'Yüreği yanında olanların' romanı: Kırık Ayna
Anadolu’nun bir şehrinde 28 Şubat darbesinin öncesi ve sonrası “kara günleri” yaşayanların, “Türk fikir hayatı ne durumda?” diyerek kaygı eden dâva adamlarının, “Türkiye’nin meseleleri ve çözüm yolları” üstüne cıncık kırığı soğuklarda, sanki yarın devlet ve milletin mesuliyetini üstlenecek gibi kafa yoranların, vesayetçi rejimin baskılarına karşı duranların, hülâsa ifadeyle “yüreği yanında olanların” hayatını anlatan “Kırık Ayna” adlı romanı bir solukta okudum.
“Bilge
Kültür Sanat Yayınları” ndan çıkan (Şubat 2021, İstanbul, 224 sayfa)
“Kırık Ayna” romanın yazarı şair
Memduh Atalay’dır. 1967 yılında Sivas’ın Şarkışla ilçesinin Beytigin
köyünde doğan, fakat ömrünün son otuz yılını Şehr-i Maraş’ta geçiren,
dolayısıyla Maraşlılaşmış bir eğitimci olan Memduh Atalay Kahramanmaraş Sütçü İmam Üniversitesinde Türk Dili
öğretim görevlisidir. “Bir Vücutta İki Baş” (şiir) Samsun’da yayınlandı /1988,
“Sultannâme” (deneme) Özgü Yayınları / 2000, “Halce” (şiir) Fikir Teknesi
Yayınları / 2015, “Dünya Hâli” (şiir) Fikir Teknesi Yayınları / 2015 adlı
kitapların da yazarıdır.
“Kırık Ayna” adlı romanın çekiciliği ve üslûbu
yazarının şairliğindendir. “Kıravatlı bir işgal minberde başlamışken / Ağlayan
bir Cuma ne söyler sana hâfız / Melek miydi aradığın, kaçtığın melek senin /
Yakanda Osmanlı tuğrası kanatır içini hâfız / Yenilgi budur işte, uzak kalışın
özrüdür / Sesin sana döner kalbin hesap görür hâfız (…) Biz aşkı kaybetmiş
mücrim kullarız hâfız / Şehir yıkanır sâla ile üstümüzde dünya kiri / Dar
zamanda dar yerde kirli gideriz hâfız / Oyuncaklar çoğaldıkça ağlayan kalbin
senin (…) Nasılda benzedin kuruyan bir ırmağa / Sende yaralarımı kanatmaya
geldim hâfız / Güvercinler gözyaşını konar câmi avlusunda / Mağarasında kokar
ölüler sen, ben, o, biz hâfız” mısralarının şairi nasıl bir roman yazmış
olabilir? Bu yakıcı mısraların şairi yazdığı romanda neler anlatıyordur?

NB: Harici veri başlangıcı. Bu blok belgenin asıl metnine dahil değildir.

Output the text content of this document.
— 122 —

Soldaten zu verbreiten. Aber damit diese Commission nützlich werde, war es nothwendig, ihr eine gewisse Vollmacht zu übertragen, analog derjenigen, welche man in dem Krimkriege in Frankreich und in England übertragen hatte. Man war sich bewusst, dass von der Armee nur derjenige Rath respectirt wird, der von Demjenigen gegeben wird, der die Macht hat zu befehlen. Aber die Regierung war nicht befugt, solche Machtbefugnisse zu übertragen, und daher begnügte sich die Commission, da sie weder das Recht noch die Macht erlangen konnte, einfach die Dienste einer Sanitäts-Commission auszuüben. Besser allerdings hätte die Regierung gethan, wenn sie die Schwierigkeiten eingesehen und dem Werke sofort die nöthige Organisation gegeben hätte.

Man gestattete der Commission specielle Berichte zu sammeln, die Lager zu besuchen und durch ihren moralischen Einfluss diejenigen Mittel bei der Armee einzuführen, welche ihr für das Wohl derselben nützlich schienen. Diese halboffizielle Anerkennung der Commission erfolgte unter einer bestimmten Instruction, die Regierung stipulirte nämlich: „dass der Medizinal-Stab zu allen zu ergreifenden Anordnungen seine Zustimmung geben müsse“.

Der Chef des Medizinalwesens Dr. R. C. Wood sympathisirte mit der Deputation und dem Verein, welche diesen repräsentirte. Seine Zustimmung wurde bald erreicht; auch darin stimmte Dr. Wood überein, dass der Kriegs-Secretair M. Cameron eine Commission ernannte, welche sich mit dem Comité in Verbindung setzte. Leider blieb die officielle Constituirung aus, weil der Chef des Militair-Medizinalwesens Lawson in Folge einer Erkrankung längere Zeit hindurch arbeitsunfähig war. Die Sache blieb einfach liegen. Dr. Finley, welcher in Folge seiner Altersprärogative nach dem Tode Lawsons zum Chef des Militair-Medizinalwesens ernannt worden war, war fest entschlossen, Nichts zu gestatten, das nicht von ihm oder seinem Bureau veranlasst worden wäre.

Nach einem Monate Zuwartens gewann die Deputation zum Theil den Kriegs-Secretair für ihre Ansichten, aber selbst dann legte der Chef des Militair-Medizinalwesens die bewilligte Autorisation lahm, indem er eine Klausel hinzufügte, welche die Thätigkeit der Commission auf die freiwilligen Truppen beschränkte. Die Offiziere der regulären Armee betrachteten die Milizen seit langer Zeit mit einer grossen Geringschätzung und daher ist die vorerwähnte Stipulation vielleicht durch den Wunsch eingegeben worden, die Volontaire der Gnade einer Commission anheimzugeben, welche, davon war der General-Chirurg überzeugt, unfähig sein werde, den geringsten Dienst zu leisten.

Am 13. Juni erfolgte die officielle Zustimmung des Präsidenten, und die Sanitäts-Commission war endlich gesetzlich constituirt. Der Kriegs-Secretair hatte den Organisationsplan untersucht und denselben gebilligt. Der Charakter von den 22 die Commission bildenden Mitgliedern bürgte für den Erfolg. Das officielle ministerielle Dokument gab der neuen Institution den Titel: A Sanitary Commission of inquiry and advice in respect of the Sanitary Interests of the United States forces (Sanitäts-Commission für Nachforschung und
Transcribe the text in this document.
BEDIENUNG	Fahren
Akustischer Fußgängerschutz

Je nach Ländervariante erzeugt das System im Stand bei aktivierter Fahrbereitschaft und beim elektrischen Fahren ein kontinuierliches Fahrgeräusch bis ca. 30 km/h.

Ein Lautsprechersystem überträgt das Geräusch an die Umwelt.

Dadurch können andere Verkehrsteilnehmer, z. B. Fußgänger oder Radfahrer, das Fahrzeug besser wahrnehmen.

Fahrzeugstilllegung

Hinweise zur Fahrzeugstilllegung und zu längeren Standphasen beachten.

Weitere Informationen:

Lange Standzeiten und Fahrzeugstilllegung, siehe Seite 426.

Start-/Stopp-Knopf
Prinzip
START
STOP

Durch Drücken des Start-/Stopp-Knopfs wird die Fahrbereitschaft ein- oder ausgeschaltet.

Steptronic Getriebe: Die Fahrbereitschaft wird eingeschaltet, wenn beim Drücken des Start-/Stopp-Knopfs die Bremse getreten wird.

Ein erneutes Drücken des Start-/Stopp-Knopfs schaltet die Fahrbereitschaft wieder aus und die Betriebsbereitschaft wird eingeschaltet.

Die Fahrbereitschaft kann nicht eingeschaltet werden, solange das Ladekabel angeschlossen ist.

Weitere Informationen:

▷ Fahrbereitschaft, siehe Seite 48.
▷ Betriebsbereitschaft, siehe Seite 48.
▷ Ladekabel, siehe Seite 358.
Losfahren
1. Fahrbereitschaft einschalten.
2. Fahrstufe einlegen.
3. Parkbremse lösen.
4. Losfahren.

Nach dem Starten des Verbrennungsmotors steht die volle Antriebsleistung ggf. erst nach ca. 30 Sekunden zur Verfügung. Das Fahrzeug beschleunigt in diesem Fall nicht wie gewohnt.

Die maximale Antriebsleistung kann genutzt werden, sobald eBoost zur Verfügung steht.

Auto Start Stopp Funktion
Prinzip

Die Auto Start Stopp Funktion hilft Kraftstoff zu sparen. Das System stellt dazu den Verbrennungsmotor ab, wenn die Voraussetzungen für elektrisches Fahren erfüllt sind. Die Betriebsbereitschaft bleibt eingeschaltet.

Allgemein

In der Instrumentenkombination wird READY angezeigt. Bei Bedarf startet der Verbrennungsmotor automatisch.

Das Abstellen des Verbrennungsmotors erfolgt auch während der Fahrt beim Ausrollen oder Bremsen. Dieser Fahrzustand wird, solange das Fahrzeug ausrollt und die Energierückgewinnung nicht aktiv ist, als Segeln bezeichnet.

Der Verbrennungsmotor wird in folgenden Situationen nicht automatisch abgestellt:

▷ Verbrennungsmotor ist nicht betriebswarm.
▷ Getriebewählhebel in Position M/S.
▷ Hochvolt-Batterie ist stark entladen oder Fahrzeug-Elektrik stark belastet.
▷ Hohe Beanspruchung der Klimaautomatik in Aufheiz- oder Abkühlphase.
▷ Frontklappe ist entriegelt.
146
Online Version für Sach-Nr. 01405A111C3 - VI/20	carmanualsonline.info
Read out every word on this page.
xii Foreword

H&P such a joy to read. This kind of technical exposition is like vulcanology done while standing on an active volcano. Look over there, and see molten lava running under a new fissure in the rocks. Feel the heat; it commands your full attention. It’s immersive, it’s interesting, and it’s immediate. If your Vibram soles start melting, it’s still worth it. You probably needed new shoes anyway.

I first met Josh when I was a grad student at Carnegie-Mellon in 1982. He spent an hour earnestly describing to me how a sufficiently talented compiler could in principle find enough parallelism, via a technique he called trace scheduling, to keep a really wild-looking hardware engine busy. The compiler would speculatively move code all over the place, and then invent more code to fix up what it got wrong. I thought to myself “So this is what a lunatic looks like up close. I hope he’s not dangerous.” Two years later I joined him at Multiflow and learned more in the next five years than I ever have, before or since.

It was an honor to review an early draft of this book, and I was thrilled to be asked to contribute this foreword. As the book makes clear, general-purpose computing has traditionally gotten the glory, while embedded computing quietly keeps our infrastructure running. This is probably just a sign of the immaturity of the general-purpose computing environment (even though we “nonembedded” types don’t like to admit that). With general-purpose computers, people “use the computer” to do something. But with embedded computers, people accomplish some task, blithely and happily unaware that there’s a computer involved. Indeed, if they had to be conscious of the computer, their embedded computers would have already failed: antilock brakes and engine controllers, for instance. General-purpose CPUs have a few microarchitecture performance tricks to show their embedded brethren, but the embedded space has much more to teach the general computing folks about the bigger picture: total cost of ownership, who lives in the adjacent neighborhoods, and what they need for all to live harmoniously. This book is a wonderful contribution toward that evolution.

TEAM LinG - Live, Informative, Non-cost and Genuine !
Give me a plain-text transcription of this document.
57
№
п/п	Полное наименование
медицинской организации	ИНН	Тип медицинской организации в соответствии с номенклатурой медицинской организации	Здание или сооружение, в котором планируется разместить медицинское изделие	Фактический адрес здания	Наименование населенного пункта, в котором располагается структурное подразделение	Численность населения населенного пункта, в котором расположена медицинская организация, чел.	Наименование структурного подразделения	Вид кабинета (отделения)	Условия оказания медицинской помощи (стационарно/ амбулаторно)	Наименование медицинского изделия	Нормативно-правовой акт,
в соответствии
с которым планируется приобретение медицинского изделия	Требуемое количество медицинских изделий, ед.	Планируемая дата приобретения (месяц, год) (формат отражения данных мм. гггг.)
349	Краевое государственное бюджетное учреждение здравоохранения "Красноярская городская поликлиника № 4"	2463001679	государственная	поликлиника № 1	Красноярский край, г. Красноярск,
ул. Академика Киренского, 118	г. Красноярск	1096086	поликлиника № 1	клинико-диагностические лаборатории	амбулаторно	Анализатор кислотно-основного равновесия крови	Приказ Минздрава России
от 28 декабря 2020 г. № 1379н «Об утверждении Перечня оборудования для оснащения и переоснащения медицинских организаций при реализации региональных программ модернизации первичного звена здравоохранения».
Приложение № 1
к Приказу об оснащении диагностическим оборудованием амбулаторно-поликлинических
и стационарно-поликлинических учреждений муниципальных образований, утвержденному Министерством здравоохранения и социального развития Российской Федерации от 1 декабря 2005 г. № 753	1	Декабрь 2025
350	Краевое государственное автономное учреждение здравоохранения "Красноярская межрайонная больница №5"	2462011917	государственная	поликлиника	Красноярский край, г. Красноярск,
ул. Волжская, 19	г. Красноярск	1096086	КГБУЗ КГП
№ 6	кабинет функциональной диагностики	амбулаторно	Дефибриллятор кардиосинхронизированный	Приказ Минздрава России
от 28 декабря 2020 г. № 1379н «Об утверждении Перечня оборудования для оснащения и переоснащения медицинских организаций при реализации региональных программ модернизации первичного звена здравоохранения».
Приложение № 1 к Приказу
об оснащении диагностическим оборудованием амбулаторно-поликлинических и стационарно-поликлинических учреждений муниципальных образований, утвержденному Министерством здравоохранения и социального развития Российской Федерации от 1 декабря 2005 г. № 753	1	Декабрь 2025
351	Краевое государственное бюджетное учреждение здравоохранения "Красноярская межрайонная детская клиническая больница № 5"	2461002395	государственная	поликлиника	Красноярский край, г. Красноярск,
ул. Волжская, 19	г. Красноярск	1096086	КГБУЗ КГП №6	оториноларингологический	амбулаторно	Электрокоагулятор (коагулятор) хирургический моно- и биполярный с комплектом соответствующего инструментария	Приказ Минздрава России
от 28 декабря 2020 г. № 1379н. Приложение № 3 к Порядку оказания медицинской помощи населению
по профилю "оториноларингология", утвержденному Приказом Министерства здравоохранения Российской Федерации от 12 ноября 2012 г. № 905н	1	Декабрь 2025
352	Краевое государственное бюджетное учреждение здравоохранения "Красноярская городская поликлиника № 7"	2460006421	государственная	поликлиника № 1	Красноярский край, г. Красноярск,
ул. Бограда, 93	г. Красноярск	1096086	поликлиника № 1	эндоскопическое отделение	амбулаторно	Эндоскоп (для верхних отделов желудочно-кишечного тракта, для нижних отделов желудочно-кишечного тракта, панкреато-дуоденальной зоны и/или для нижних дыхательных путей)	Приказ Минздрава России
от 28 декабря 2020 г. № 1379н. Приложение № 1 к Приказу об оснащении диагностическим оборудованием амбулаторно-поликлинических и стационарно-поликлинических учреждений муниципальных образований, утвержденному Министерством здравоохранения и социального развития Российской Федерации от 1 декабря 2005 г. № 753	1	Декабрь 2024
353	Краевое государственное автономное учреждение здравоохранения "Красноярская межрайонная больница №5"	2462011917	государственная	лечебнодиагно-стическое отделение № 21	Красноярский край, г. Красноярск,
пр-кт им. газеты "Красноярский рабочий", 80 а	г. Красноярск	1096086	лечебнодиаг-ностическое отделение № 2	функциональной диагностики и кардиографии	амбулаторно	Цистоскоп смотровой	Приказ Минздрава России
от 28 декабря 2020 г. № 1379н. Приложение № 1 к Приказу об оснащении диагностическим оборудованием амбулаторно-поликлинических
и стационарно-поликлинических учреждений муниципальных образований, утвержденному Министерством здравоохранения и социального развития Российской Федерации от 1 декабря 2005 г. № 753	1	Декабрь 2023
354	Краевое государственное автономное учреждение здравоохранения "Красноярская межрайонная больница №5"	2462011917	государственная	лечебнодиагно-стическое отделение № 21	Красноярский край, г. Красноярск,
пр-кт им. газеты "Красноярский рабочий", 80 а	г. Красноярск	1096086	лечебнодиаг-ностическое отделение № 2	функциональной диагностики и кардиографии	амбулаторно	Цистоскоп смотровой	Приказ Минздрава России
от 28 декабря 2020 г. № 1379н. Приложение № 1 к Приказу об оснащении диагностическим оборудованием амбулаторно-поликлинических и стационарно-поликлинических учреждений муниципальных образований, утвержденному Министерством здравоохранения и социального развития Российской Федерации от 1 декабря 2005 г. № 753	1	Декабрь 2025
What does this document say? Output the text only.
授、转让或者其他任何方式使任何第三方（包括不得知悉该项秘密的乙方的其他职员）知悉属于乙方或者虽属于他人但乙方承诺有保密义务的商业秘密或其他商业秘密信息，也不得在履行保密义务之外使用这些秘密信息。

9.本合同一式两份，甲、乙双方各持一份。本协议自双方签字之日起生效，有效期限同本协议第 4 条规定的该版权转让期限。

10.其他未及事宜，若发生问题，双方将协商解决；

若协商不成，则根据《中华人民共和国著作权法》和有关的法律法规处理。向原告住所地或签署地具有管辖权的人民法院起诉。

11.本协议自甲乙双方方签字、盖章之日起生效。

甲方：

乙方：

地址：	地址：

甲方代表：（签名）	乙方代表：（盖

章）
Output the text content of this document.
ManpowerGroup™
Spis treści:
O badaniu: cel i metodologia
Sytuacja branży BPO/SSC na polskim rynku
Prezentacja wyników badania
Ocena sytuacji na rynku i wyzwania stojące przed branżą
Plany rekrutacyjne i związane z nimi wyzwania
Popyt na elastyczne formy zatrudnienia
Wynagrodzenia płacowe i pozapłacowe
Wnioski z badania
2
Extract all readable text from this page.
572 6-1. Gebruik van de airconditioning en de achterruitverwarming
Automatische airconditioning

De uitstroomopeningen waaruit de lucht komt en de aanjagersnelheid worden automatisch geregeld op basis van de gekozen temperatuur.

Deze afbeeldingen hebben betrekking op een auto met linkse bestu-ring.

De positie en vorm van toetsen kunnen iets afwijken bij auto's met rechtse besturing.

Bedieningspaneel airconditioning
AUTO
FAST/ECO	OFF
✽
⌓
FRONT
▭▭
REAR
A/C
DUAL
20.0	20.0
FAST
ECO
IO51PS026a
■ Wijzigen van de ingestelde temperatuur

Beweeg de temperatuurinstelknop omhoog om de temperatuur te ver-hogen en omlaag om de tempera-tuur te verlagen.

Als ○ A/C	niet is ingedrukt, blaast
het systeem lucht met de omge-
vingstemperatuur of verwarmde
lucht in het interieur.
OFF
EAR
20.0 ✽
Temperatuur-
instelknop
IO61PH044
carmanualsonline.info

Romanın başkahramanı Hüsnü Cemal
Hoyrat ve arkadaşlarının ruhî ve fikrî yapıları, meşrepleri, sosyal durumları,
dünya görüşleri, hayata ve insana bakışları anlatıldığı için “Kırık Ayna”
romanına “biyografik roman” veya “karakter romanı” diyebiliriz. “Kırk Ayna” nın en temel vasfı,
romanın başkahramanı Hüsnü Cemal Hoyrat’ın idealist şahsiyetinin etrafında
oluşan olaylardır. Diğere temel özelliği ise temiz Türkçesidir. Romanın dili
akıcı bir üslûba sahiptir ve okuyanı sürüklemesinde tesirli olmaktadır. Konular
arası geçişlerde, yozlaşmamış münevver/ aydın dilinin yanında köylünün tertemiz
Türkçesiyle karşılaşmak dil lezzeti tattırıyor. Roman kahramanlarının gerek şehirde,
gerekse köydeki kişilerin yapmacık olmayan konuşmalarının içinde geçen
kelimeler, deyişler, nasihat sözleri, kıssalar, menkıbeler asırlardır
yaşayagelen Anadolu irfanı ve diliyle buluşturuyor insanı. Şahsî kanaatimce
romanın, genel mevzuun ötesinde en temel özelliği Hüsnü Cemal tipi ve Türkçesi,
yâni dilidir. Diğer bir özelliği de romanda roman yazarı herkesin yerine
konuşmuyor. Büyük nisbette anlatımı kişilere bırakıyor. Kişiler arası anlatım
bitince romancı üçüncü kişi olarak araya giriyor. Bu da romanı sıkıcı değil,
zevkli hâle getiriyor.
Romanın
şahıs kadrosu
Romanın başkahramanı Hüsnü Cemal Hoyrat, Anadolu’nun bir şehrinde
edebiyat öğretmenliği yapan Türk İslâm düşüncesine inanmış fikir ve dâva
adamıdır. Romanın insan kadrosu içimizden ve çevremizden ve yüreği yanık
Anadolu insanından oluşmaktadır. Romanın sıklet merkezini oluşturan Hüsnü
Cemal’in mânen hürmet ettiği, özünü bulduğu ve anası gibi sevdiği Gülbahar Ana
romanda hayli öne çıkan Düzyayla köyünde yaşayan eli öpülesi yaşlı bir
kadındır. Sözüyle, merhametiyle ve anaç tavırlarıyla Hüsnü Cemal’in
çocukluğundan bu yana kişiliğinden emeği olan Gülbahar Ana sözünü ve ikram
ettiği yemeğini yüreğinde pişiren bilge bir köy insanıdır: “Yavrum şifa olsun
inşallah. Dedem rahmetli ‘gönülsüz pişen aşın tadı tuzu olmaz’ derdi. Ben ne
pişirsem gönlümden gelerek pişiririm. Malzemesi eksik, yağı az, tuzu fazla olsa
da gönül ateşinde kaynar benim tencerem oğlum.”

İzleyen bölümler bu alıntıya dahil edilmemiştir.